Dans les sociétés aristocratiques de l'Ancien Régime, cette considération reposait
essentiellement sur la naissance et plus avant encore sur les qualités guerrières.
Dans les sociétés modernes, cette hiérarchie, repose plus sur l’instruction et la profession, ce
qui peut s’illustrer par la place qu’occupait « Monsieur l’instituteur » dans les villages de la
France sous la III° République.
Aujourd’hui elle s’exprime encore à travers une logique des groupes sociaux aux liens
interpersonnels forts, à la défense d’intérêts communs et à « l’entre soi » favorisant
l’endogamie comme peut le montrer le statut de médecin.
La hiérarchie sociale repose donc sur des jugements collectifs (pas individuels) de valeur :
par exemple, dans notre société actuelle, il " vaut mieux " (du verbe valoir, même racine
évidemment que " valeur ") être médecin qu'instituteur (même s’il est devenu professeur
des écoles). C'est socialement plus valorisé. Le médecin aura donc plus de richesses, plus de
pouvoir, plus de reconnaissance sociale que l'instituteur. Cela ne préjuge en rien de l'utilité
réelle de leur fonction. Cela signifie simplement que notre société accorde plus de valeur
sociale à la fonction de médecin qu'à celle d'instituteur, de même qu'elle en accorde plus
à celle d'instituteur qu'à celle d'éboueur.
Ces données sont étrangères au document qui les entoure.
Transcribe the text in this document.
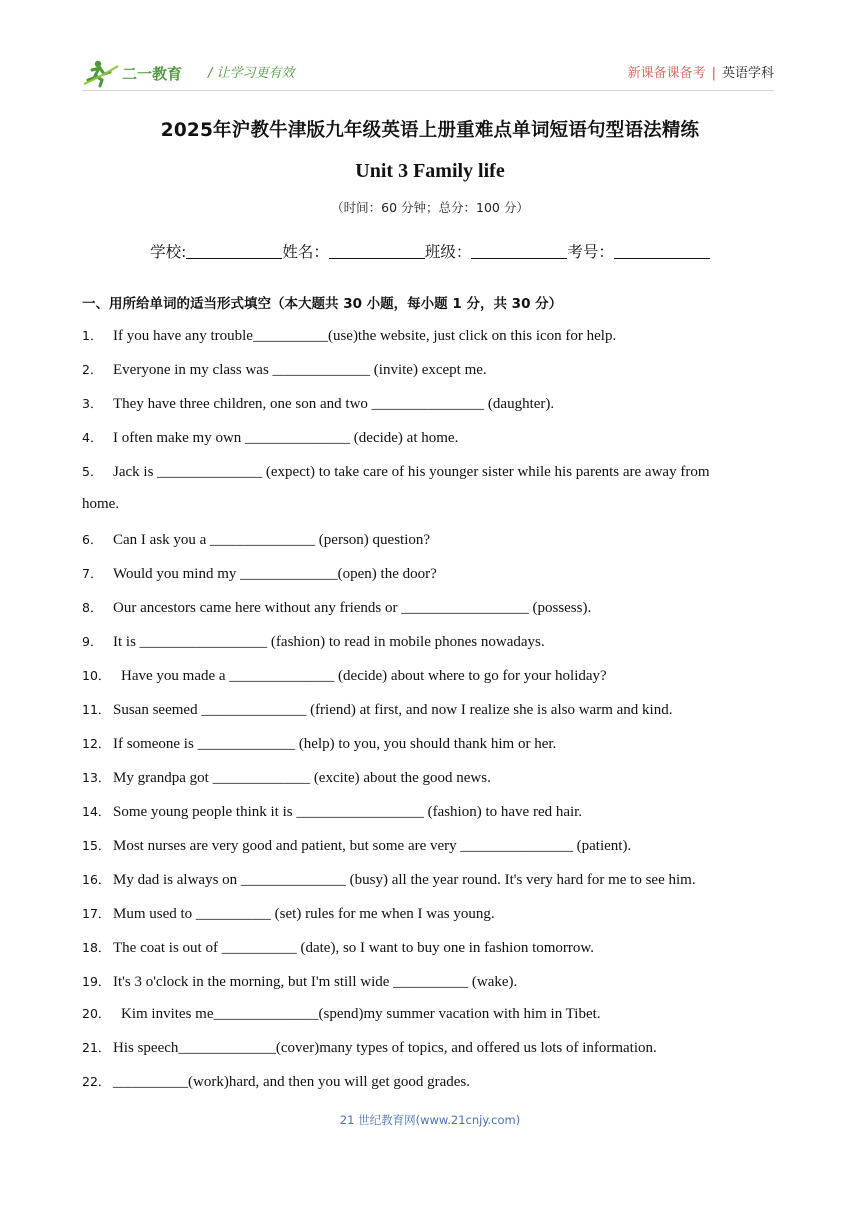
二一教育 / 让学习更有效	新课备课备考 | 英语学科
2025年沪教牛津版九年级英语上册重难点单词短语句型语法精练
Unit 3 Family life
（时间：60 分钟；总分：100 分）
学校:	姓名：	班级：	考号：
一、用所给单词的适当形式填空（本大题共 30 小题，每小题 1 分，共 30 分）
1． If you have any trouble__________(use)the website, just click on this icon for help.
2． Everyone in my class was _____________ (invite) except me.
3． They have three children, one son and two _______________ (daughter).
4． I often make my own ______________ (decide) at home.
5． Jack is ______________ (expect) to take care of his younger sister while his parents are away from
6． Can I ask you a ______________ (person) question?
7． Would you mind my _____________(open) the door?
8． Our ancestors came here without any friends or _________________ (possess).
9． It is _________________ (fashion) to read in mobile phones nowadays.
10． Have you made a ______________ (decide) about where to go for your holiday?
11． Susan seemed ______________ (friend) at first, and now I realize she is also warm and kind.
12． If someone is _____________ (help) to you, you should thank him or her.
13． My grandpa got _____________ (excite) about the good news.
14． Some young people think it is _________________ (fashion) to have red hair.
15． Most nurses are very good and patient, but some are very _______________ (patient).
16． My dad is always on ______________ (busy) all the year round. It's very hard for me to see him.
17． Mum used to __________ (set) rules for me when I was young.
18． The coat is out of __________ (date), so I want to buy one in fashion tomorrow.
19． It's 3 o'clock in the morning, but I'm still wide __________ (wake).
20． Kim invites me______________(spend)my summer vacation with him in Tibet.
21． His speech_____________(cover)many types of topics, and offered us lots of information.
22． __________(work)hard, and then you will get good grades.
home.
21 世纪教育网(www.21cnjy.com)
Les partis politiques (ordre politique)


La dernière hiérarchie repose sur un critère politique.
Ce qui est fondamental ici c'est la conquête du pouvoir politique pour contrôler l'État. Dans
une société démocratique, c'est la proximité avec le ou les partis au pouvoir qui détermine la
hiérarchie politique. Les membres des partis politiques au pouvoir ont plus d'influence que
les individus qui n'en font pas partie. Le conseiller économique actuel du Président de la
République actuel a sans aucun doute plus d’influence sur les décisions à prendre que vous
qui lisez ce texte ou moi qui l'écris ! Nous sommes donc ensemble en bas de la hiérarchie si
l'on considère ce critère politique.

A travers ces trois échelles hiérarchiques, économique, sociale et politique, Max Weber
propose une analyse multidimensionnelle de la structure sociale et introduit l’idée que des
critères multiples différencient les individus sachant qu’il n’y a pas de correspondance
mécanique entre ces trois échelles. Ainsi on peut avoir du prestige sans être pour autant
fortuné comme l’étaient les instituteurs de l’école de Jules Ferry.
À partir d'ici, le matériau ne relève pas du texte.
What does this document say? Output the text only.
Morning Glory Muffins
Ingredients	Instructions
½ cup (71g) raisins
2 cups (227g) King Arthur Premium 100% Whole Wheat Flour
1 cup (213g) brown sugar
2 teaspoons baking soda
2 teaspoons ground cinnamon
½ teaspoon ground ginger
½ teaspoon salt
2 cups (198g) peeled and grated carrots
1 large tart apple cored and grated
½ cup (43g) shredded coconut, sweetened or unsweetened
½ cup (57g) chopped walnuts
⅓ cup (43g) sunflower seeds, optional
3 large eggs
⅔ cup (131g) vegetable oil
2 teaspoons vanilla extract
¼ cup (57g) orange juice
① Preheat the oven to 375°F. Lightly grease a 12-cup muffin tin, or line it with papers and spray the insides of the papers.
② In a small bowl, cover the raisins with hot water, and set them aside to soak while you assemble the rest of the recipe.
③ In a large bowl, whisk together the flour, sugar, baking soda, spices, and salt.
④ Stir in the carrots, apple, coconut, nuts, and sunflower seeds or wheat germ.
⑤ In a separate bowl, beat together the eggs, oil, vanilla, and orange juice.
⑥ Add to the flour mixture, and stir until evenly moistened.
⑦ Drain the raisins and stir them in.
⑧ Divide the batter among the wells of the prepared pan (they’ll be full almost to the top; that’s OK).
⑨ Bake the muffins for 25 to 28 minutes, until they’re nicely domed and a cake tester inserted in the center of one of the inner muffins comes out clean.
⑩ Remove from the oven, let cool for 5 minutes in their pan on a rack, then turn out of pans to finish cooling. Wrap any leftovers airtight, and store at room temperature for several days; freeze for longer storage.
Si l’expression de classes sociales est aussi utilisée, c’est avec un détournement de sens de la
définition marxiste : la société est bien hiérarchisée, les classes superposées les unes sur les
autres, mais elles sont perméables les unes aux autres, elles sont en contact les unes aux
autres, elles sont proches et leurs limites peu nettes. De plus, plus les groupes sont
nombreux, moins les différences entre eux sont grandes, on assiste à un émiettement de la
structure sociale. Dans ce type de situation sociale, l’individu n’est qu’influencé par son
origine sociale, il a une marge de manœuvre, un choix pour construire sa propre destinée  : il
peut s’inscrire dans une stratégie individuelle de mobilité sociale.